Instinct is a funny old thing, isn’t it?
It doesn’t scream at you and grab your shoulder shouting, “Oi, idiot, turn left. You know the way. What the fuck are you doing?”
Well… actually it does sometimes.
But you bloody ignore it.
You ignore the quiet little nudge in your gut saying,
“I know this is going to be wrong… but what if it isn’t? What if it’s this way that gets me there faster?”
And instead of trusting that feeling, you start doing what most of us do…
Second-guessing yourself.
What if I’m wrong?
What if the sat nav knows better?
What if they know better?
So you keep driving.
And driving.
And driving.
Knowing you’re wrong.
You stray so far off course that it’s going to take a whole other journey just to get back to the point where you first started doubting yourself.
Ignoring that little voice in your stomach saying,
“What are you doing? Stop. Take a second. This is wrong. I was right.”
You start tricking your own brain.
“Just keep going. You’ll recognise where you are in a minute.”
Until eventually you look up and realise you’re miles away from where you’re supposed to be, parked in the middle of a pitch-black field like a puppet without its puppeteer.
Alright, maybe that’s a rubbish analogy, but you get the gist. Just run with it.
Lost.
And to make matters even better, the incoherent knobhead you were trying to rescue in the first place is on the phone laughing at you for getting it wrong.
No words of wisdom.
No comfort.
Nothing.
There’s probably a better word for that sort of person, but I feel knobhead covers the general vibe.

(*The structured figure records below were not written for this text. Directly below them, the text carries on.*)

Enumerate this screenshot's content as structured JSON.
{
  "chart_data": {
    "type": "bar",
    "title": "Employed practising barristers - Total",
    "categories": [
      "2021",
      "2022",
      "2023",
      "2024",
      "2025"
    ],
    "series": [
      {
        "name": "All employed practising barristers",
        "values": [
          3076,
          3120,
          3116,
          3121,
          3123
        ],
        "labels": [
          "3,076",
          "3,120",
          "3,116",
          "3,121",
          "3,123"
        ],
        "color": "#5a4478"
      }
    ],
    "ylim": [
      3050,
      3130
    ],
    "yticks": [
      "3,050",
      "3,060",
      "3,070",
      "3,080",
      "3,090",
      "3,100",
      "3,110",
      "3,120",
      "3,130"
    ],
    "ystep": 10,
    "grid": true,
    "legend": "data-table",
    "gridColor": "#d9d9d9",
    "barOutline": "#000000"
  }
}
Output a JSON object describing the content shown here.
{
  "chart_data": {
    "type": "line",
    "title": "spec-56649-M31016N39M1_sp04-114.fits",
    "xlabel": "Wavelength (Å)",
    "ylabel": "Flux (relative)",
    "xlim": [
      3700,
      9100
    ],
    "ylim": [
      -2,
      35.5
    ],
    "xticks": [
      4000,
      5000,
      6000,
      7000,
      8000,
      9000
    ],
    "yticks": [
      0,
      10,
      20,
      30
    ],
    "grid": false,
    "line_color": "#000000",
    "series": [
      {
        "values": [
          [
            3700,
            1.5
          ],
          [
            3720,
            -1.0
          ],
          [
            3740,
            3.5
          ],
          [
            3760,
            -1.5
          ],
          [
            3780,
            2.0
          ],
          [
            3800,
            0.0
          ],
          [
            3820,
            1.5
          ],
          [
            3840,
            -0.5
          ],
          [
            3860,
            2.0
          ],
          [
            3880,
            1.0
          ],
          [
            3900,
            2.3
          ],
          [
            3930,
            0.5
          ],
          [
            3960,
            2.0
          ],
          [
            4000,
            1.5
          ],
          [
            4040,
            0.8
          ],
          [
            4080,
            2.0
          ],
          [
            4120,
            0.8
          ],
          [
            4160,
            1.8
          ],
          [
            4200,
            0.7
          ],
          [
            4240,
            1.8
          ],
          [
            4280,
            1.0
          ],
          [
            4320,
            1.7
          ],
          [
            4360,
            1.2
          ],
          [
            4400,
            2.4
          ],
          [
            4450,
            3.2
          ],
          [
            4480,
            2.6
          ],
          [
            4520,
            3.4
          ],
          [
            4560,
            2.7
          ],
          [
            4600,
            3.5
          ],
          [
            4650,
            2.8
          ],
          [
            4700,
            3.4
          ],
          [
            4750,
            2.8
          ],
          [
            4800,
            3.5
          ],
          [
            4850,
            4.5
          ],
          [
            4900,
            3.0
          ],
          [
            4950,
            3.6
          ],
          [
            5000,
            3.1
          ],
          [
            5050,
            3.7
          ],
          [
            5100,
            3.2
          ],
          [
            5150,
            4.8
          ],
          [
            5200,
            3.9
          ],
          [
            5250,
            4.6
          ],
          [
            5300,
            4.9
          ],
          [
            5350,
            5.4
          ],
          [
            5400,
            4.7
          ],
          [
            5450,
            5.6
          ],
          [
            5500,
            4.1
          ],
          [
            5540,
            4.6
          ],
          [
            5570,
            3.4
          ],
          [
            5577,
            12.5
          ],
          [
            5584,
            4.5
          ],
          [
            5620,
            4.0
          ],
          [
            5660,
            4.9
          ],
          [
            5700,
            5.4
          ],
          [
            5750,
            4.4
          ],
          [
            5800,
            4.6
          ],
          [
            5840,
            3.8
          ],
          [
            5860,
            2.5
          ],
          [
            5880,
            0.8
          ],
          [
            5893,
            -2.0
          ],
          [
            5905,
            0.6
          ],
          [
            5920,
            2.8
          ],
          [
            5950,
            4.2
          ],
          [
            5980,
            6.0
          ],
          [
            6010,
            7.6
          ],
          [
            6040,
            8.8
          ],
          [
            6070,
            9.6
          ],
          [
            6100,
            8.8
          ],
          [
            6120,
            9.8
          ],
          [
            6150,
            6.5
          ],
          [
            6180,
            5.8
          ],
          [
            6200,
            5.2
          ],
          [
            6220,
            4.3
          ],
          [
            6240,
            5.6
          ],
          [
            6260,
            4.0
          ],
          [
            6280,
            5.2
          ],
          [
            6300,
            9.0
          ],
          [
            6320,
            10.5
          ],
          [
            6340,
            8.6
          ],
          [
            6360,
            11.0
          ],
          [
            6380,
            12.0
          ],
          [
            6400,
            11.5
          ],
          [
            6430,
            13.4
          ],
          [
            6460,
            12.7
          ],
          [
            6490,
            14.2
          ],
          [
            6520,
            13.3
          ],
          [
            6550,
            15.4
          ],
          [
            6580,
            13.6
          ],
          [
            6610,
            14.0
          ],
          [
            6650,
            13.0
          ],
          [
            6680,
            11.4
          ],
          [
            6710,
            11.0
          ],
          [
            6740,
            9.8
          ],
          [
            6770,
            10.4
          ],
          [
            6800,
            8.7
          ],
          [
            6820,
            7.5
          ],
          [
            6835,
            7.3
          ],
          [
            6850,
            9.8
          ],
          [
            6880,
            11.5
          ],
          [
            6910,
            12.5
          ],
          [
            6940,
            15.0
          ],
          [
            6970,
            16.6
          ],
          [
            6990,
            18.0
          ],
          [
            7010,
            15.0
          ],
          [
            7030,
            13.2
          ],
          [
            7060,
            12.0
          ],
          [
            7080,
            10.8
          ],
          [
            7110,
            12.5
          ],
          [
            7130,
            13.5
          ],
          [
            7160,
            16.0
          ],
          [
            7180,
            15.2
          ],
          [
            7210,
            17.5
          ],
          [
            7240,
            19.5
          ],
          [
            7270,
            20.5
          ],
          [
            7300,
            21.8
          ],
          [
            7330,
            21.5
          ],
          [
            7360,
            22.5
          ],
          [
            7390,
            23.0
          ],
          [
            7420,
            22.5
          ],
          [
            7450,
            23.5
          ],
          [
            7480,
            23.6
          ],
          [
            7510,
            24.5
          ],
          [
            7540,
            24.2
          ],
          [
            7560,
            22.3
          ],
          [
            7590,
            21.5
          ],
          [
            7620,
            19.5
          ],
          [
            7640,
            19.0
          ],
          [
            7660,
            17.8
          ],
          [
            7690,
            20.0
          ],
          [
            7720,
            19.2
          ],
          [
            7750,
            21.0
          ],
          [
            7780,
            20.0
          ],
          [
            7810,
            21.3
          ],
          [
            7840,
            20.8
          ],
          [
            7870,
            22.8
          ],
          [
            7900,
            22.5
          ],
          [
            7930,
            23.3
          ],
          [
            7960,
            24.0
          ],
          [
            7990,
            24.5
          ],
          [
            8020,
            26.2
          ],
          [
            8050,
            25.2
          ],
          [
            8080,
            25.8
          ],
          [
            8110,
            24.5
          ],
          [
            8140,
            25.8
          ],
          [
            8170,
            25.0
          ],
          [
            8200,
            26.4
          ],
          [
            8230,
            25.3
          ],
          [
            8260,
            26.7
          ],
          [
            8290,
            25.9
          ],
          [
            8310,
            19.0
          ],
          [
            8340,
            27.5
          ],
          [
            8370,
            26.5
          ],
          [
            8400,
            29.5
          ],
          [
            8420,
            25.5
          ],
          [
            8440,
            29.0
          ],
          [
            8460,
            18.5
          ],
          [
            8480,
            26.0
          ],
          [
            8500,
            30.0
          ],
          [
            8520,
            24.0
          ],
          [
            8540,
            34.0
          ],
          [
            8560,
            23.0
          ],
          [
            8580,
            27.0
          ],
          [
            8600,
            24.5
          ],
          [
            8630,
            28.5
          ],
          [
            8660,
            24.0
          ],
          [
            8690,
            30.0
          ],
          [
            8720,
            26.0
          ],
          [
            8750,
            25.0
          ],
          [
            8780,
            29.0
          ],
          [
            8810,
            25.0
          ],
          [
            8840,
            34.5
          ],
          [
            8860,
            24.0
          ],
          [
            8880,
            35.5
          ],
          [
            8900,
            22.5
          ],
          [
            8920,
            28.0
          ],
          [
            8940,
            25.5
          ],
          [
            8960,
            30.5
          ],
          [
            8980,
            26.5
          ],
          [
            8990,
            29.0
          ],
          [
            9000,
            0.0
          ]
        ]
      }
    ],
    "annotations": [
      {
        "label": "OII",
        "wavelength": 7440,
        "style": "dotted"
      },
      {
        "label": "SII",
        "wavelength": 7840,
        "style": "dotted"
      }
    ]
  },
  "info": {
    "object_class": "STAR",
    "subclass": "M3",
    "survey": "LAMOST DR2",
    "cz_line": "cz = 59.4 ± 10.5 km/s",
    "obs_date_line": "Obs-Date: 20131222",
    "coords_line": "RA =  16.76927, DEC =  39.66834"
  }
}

Feel free to insert your own colourful language wherever appropriate.
Classic.
But here’s the thing.
It wasn’t the road that got you lost.
It was the second-guessing.
The panic in your head trying to save someone else before keeping your own sanity intact.
The constant belief that someone else must know better than you do.
And when you spend enough years doing that…
You don’t just miss a turning.
You miss entire bloody chapters of your life.
Because somewhere along the way you stopped trusting the one person who actually knew where you needed to go.
You.
So maybe the lesson isn’t about never getting lost.
Maybe it’s about finally listening when that quiet little voice says,
“Turn there.”
Or sometimes realising the place you left was exactly where you needed to be all along.
Food for thought.
Maybe we should trust ourselves a little bit more.
Kindness and compassion for other people are important, of course they are. But when someone dysregulates your brain so much that you no longer recognise your own compass…
It might be time to pass the baton.
Anyway.
Enough of all that deep, meaningful stuff.
Let’s talk about me.
(Just kidding.)
I’m hoping to get cracking with the edits for the second book this week. I was meant to start today, but I’ve slightly strayed from the path I was supposed to be on.
We won’t go into that right now.
Maybe later.
But hopefully soon I’ll be able to announce the launch date for book number two:
A-dick-ted to You.
The name might need a little playing with, but all will be revealed soon.